A Smithers wildlife shelter is looking after a record 64 orphaned bear cubs, including a dozen from the West Kootenay/Boundary.
“It is unusual,” says Angelika Langen of the Northern Lights Wildlife Society. “The highest number we had in the past was 47. It’s been a lot, a bit overwhelming, but so far we’re coping and can offer these animals a second chance. That’s something. At least they’re not being left out there without any options.”
Langen says she is not sure why there are so many this year. In many cases they don’t know why the cubs were orphaned, although the most common causes are vehicle and train collisions.
However, she suspects that this past summer’s heat wave was a factor. Intake of all animals has gone up during the pandemic, and people are becoming more aware of the work they do.
“Also, we have an excellent working relationship with the conservation officers,” Langen says. “With all of us working together, more animals get the chance to survive whatever hardships they’ve fallen on.”
However, Langen says their volunteer base is stretched thin due to the pandemic. Although they normally have several volunteers staying with them, their numbers have been reduced due to restrictions on travel.
Langen explains they can’t just take people for a few days. With the bear cubs, volunteers have to commit to a full year, from the time the animal arrives until it is released into the wild in its region of origin in June, when they would otherwise naturally leave their mother.
“We don’t want to change handlers and get the bears habituated to humans,” Langen says. “If they just have [one] handler and know other humans are not to be trusted, that’s okay. But when you have different people feeding them, they become habituated. They think all humans have food. Then we couldn’t release them.”
If cubs weigh enough, they hibernate at the Northern Lights center, just as they would do in the wild. Late arriving cubs that are underweight are be fed throughout the winter. Releasing them in June gives young bears a chance to find their own place, and is also a time when food is abundant, Langen says.
She adds it is a huge commitment for volunteers, who are typically young people taking a year off either before or after university, or others who are on sabbatical. “They come from all over the world,” she says. “Right now with the travel restrictions we’re missing those people really badly.”
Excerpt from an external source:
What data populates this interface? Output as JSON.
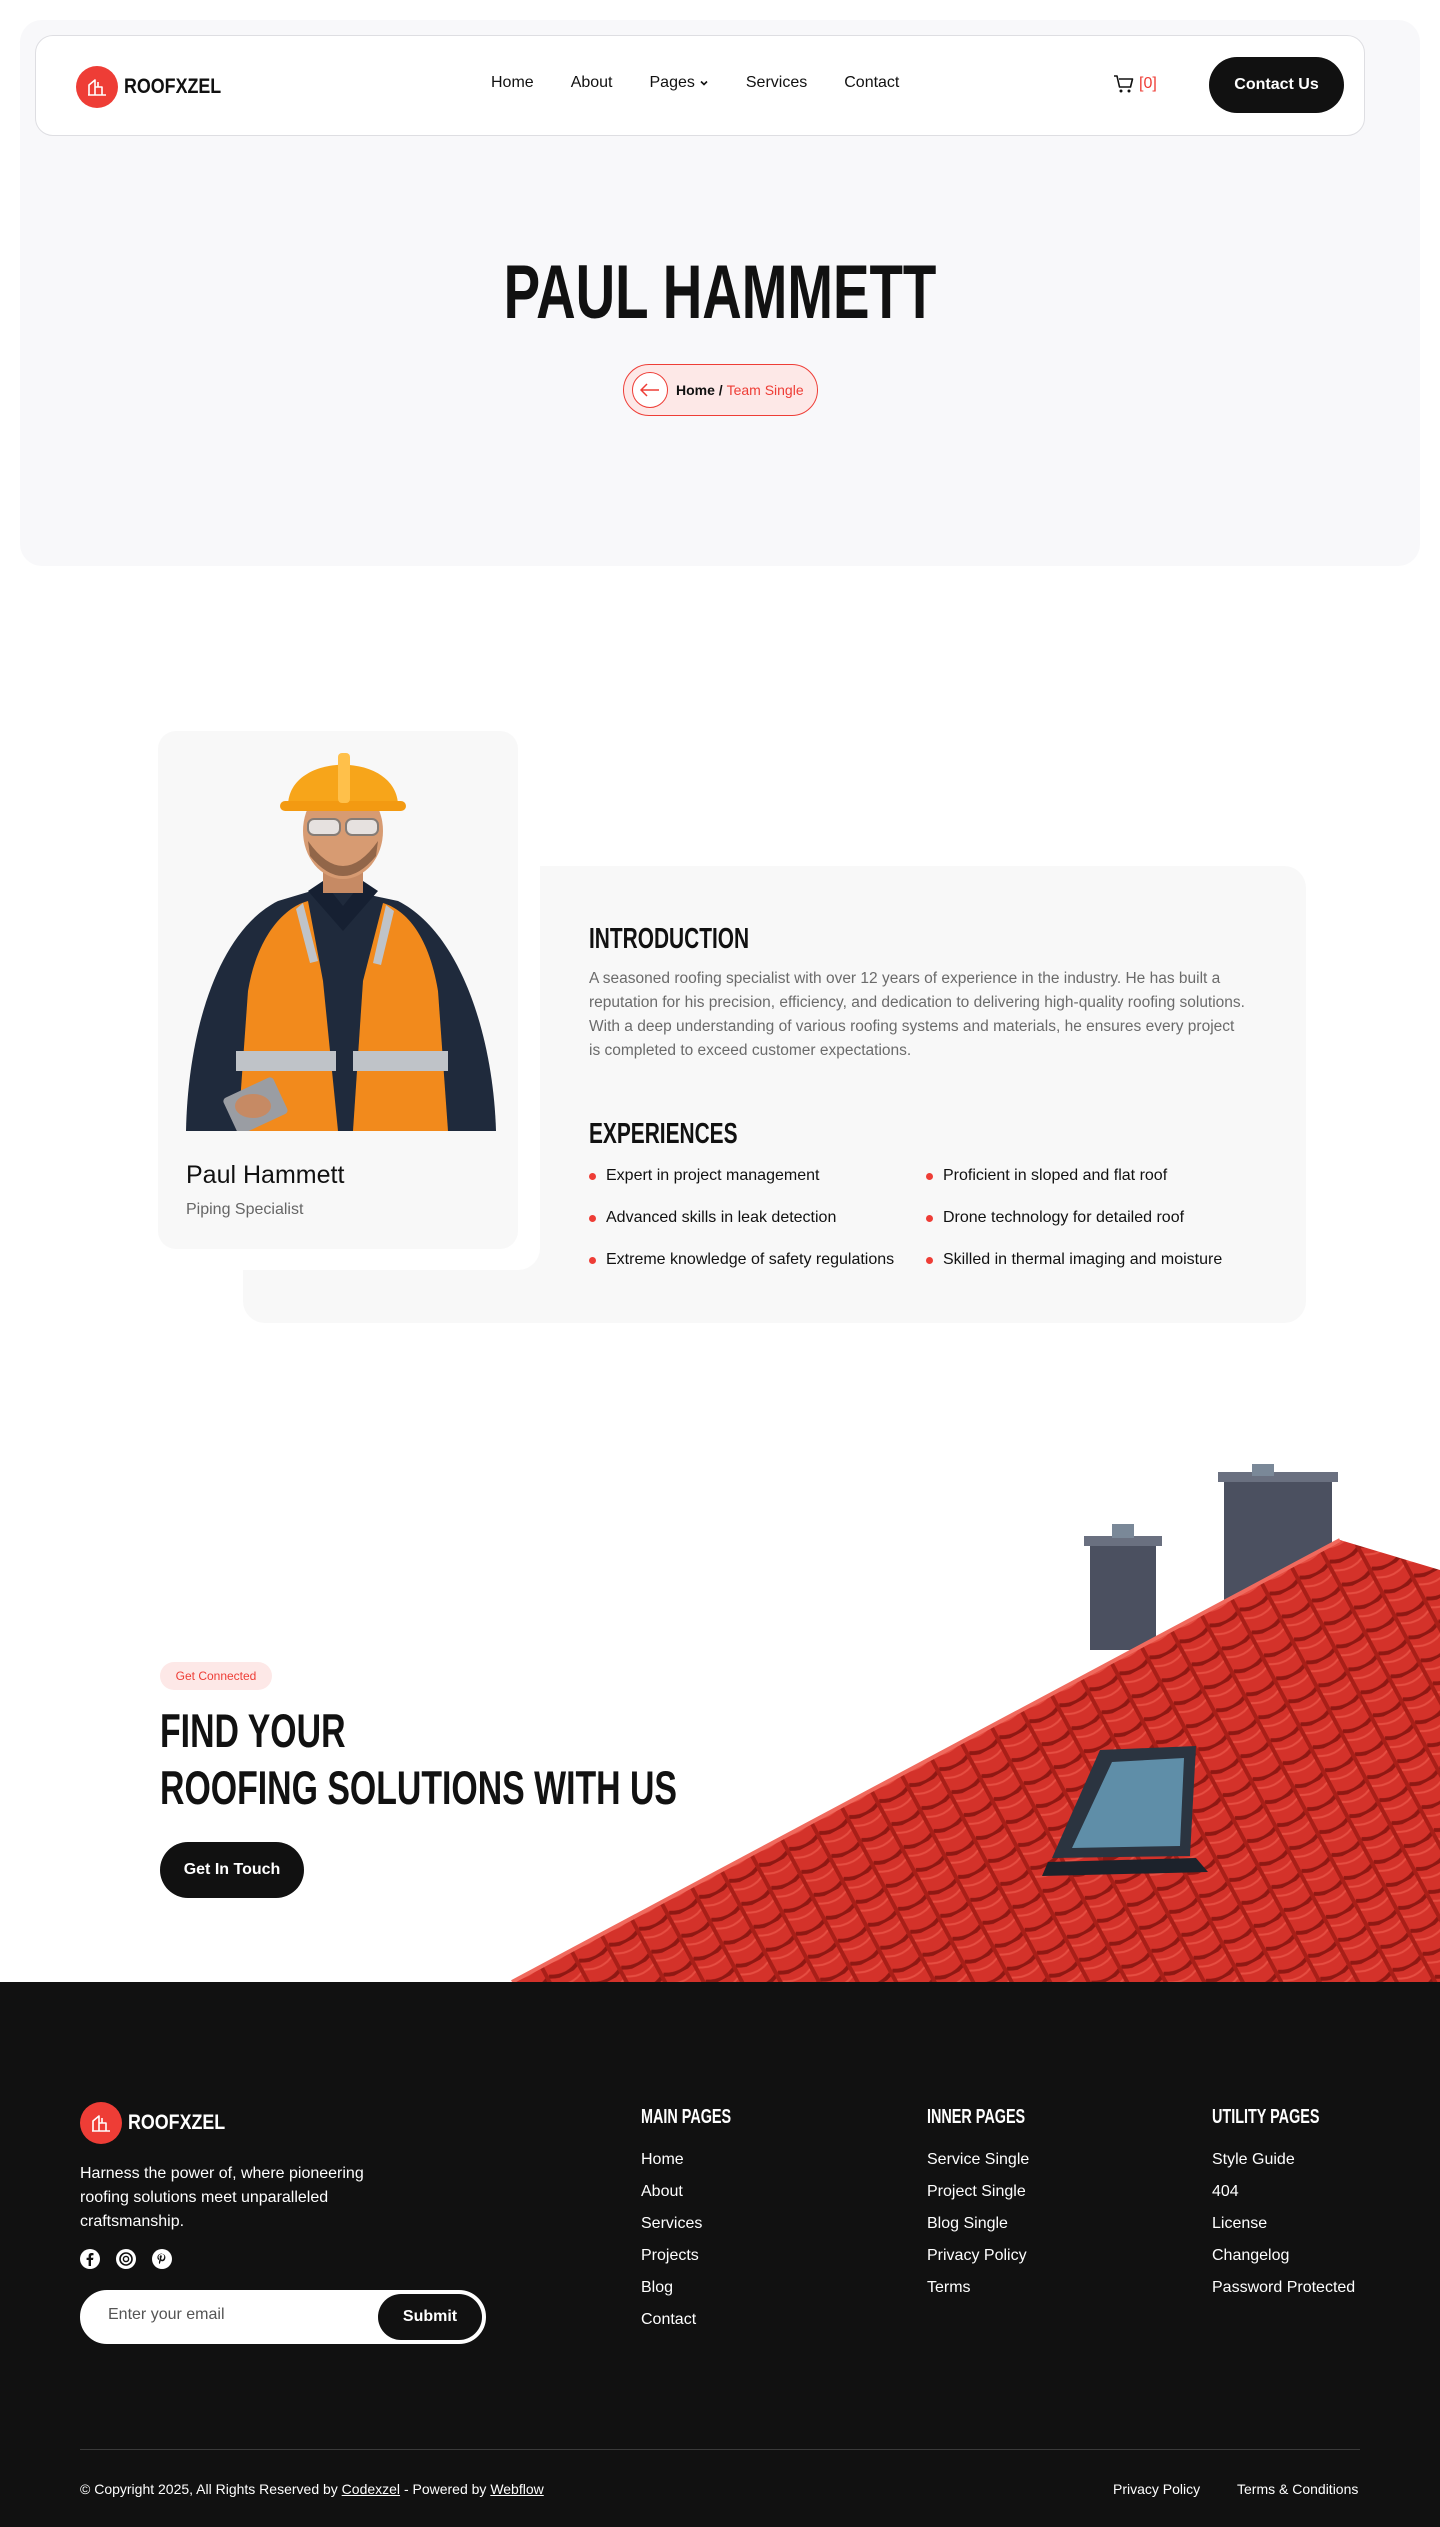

The full list of cubs from our area who are at Northern Lights is: Loki and Braan from Grand Forks, Scree and Tikki from Nelson, Oso and Karr (grizzly cubs) from Meadow Creek, Kólga, Bára, and Ebee from Nakusp, Gnotra from Salmo and Aino from Christina Lake. Some of them are siblings.
There was also a cub in transit from Rossland this week and a sibling to the Christina Lake cub that a trap has been set for. Langen says they are aware of a couple of others but have not confirmed whether they need help.
“We’re trying to be very conservative and only take those we know for sure are underweight and not able to hibernate on their own,” Langen says. “It’s always preferable that they stay in the wild and don’t have human contact.”
Although they don’t have enough funding to put a radio collar on each bear as it is released, they do collar a few each year, and each bear is tattooed, microchipped, and given an ear tag, so if it gets into trouble or shows up later, they will hear about it. Langen says the cubs they have collared have all done well in their first year.
The shelter relies on donations and volunteers not only to work directly with the animals, but those capture and transport the animals.
“It’s a community effort to give wildlife a helping hand. It’s wonderful to see how the community comes together to make a difference,” Langen says.